In writing these more-or-less weekly essays I often use some incident or encounter from the past as a foundation. I can recall details of conversations and events that may date from my childhood or from some other time long ago. It is a skill that has served me well when doing research for technical and educational films. Now, writing fiction, that ability to recall not just words, but time and place and action helps me create characters with dimension, and scenes or settings that give breadth to a character or an event. I think it is a skill a lot of people possess, but don’t always use, especially when recounting a bit of family history. And everyone, it seems, loves history. Especially when it is their own.

There are others who love that kind of recall. More than once I’ve had people tell me stories from their family, ending with “you ought to write that.” Well, no, You ought to write that. Those are your stories, from your family and your life. It isn’t all that hard. You simply write the story as you recall it, then add as much detail as you can to give the people and events dimension.

My mother undertook to write her story when she was in her 80s (she lived to be 96), and which she had printed for the family (by then including many grandchildren and great grandchildren, cousins and nieces and nephews). An immigrant in 1912 at the age of six, dropped into a small Southern town where her father had prepared the way, she and her mother spoke no English, had no exposure to any place bigger than a Russian farm village. Her story of how she became an American in every way, including a genuine Southern accent, was legend in our family. An accomplished (but mostly unpublished) writer in her own lifetime, she left a priceless inheritance for her family. As our family increases with the addition of spouses and progeny, her little booklets about her life will keep her story alive, and give substance to memory.

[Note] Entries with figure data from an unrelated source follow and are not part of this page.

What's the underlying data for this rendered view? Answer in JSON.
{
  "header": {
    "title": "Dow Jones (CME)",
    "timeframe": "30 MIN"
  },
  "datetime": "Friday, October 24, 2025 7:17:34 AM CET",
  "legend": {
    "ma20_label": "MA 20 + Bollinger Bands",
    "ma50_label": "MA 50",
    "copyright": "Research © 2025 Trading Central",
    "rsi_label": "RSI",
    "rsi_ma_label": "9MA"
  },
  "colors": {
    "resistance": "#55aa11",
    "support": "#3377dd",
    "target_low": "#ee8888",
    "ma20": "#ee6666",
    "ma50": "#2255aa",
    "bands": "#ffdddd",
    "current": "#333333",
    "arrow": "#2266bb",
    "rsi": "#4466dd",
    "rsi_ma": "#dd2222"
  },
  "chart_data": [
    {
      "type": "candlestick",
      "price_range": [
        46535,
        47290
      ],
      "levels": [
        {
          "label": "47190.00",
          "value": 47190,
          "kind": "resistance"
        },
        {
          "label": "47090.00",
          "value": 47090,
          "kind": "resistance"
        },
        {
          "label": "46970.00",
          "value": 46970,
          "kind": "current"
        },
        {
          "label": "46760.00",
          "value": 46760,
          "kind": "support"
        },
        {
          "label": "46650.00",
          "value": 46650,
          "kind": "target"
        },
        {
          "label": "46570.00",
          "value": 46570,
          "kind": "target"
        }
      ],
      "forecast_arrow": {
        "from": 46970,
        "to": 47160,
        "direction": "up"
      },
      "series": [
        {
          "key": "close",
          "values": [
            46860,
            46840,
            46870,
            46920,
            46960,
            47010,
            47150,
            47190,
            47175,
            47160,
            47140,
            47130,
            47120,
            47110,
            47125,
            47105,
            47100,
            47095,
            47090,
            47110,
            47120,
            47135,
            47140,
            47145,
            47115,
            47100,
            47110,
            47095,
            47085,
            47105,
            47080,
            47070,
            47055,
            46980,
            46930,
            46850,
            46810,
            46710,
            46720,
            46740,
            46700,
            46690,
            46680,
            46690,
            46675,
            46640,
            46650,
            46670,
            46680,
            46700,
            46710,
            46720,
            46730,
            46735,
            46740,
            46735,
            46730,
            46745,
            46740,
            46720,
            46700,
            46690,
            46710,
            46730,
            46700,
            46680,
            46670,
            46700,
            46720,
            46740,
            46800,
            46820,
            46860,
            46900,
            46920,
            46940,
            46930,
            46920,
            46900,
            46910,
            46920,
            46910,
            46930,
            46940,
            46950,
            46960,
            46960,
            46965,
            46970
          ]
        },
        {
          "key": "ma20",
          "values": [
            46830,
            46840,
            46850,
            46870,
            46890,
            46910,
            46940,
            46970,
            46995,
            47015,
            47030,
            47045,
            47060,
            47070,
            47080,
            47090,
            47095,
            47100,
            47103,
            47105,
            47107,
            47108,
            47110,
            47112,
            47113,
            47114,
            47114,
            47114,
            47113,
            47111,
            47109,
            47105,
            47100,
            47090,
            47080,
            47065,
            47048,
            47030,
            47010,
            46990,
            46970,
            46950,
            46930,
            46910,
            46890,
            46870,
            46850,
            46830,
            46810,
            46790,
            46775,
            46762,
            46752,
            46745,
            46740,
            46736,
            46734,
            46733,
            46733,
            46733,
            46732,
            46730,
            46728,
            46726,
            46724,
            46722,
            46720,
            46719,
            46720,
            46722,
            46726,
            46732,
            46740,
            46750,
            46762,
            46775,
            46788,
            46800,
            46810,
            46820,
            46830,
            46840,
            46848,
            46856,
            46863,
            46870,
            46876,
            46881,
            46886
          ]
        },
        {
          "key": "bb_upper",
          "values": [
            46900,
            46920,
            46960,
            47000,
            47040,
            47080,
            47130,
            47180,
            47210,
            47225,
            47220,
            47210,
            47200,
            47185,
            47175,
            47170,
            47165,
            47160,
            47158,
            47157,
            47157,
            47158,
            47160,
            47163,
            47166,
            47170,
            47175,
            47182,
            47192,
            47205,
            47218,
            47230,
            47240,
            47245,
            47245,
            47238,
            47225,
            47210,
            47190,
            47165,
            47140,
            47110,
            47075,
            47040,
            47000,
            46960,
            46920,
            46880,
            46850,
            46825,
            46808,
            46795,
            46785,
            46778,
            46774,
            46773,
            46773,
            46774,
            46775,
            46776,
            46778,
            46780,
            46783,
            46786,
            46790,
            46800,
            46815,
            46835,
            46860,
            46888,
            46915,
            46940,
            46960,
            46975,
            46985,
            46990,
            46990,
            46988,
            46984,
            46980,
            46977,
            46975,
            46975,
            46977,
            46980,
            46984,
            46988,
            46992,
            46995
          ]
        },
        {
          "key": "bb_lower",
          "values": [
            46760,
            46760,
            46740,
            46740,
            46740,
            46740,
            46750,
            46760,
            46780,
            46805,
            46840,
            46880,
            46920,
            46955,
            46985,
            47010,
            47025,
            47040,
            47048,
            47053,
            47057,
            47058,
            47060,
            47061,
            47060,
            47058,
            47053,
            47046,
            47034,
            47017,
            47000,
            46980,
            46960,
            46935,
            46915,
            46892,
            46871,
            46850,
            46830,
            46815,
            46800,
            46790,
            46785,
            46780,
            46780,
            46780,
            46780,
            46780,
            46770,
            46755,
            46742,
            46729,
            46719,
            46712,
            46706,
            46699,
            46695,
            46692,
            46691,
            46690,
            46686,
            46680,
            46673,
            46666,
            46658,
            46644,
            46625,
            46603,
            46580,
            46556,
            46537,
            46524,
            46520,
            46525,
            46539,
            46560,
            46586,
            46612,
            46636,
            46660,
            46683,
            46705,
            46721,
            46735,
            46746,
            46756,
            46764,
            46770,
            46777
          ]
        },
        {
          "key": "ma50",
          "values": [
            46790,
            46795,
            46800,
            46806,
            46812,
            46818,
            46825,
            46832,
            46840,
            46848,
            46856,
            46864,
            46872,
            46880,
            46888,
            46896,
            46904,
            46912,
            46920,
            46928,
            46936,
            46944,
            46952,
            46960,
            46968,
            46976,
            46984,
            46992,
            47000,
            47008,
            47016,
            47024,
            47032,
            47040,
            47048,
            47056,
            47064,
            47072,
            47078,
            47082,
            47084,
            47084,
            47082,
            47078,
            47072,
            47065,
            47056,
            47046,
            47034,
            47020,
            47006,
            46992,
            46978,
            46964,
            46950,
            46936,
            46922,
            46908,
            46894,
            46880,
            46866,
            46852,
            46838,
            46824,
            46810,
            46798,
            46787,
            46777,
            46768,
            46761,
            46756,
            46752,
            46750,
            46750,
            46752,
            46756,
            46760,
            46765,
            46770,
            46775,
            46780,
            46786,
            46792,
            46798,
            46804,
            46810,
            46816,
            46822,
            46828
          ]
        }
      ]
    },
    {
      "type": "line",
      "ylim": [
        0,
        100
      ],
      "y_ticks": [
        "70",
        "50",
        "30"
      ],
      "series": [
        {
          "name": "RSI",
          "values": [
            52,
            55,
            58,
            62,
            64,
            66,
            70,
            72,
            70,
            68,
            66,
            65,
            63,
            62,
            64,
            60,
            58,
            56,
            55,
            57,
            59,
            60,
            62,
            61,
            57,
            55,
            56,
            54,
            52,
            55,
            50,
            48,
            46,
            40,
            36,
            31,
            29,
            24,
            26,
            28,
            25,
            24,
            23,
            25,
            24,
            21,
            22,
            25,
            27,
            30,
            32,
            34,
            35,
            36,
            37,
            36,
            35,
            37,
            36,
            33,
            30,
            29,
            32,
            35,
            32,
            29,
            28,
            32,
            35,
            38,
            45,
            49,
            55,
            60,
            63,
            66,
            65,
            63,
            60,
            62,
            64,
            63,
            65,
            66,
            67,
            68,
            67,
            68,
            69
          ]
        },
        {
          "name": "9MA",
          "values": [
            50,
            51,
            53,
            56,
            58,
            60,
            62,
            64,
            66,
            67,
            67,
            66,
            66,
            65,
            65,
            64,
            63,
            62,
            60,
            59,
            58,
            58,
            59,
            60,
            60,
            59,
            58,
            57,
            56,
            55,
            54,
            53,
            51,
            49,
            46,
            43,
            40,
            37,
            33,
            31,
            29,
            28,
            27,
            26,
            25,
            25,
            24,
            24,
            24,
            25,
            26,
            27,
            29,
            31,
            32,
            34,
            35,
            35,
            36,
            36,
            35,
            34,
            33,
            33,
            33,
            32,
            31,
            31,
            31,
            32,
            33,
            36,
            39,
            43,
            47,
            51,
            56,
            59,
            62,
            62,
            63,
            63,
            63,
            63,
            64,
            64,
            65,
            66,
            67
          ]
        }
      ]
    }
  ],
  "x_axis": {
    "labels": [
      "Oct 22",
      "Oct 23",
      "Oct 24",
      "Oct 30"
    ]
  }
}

How difficult is it to do the same with your own stories? Not really hard at all. To begin, take something from the past, a photograph, a special plate or spoon, at tool from great-grandfather’s workbench, virtually anything that has a story of its own. Hold it, touch and turn it, study its dimensions and picture it in use, or sitting in a special place on the mantel or corner cabinet. Describe the object. Be aware of every detail that you can see or feel or recall. Remember when you first saw it, who told you what it was, where it was kept. It’s the little things that give life to an object. Now you have set the scene.

From that starting point, expand your story. Write about the people who handled the object or who are in the photo or painting. Put down details of who, what, where, when and if you know, why. You will find yourself recalling far more than you had expected, far better than you remembered when you began.

And don’t worry about the words. If you think your spelling or grammar is not up to a standard, there are two things you can do about it. Especially if you are using a word processor, there are tools available at the click of a mouse to check both of those things. Or, you can simply write what you want, in your own voice, and not think about what letter goes where, or what ending a word needs to agree with the words around it. I’m not recommending that you pay no attention to those things, of course. Doing it right will make the reading experience better for your audience, but the main thing is to get the story down, get it right. Make it beautiful later if you wish. The main thing is getting it down.

Tell me a story.



1 comment:

  1. Thanx for this essay, I appreciate the nudge which is no doubt appreciated by many of my fellow readers. However, it is more of a kick in the pants for me to get off of the starting line and put the procrastination behind me. Gots to get this project underway before I used up all of my allotted years on this orb. - Moi-nonymous.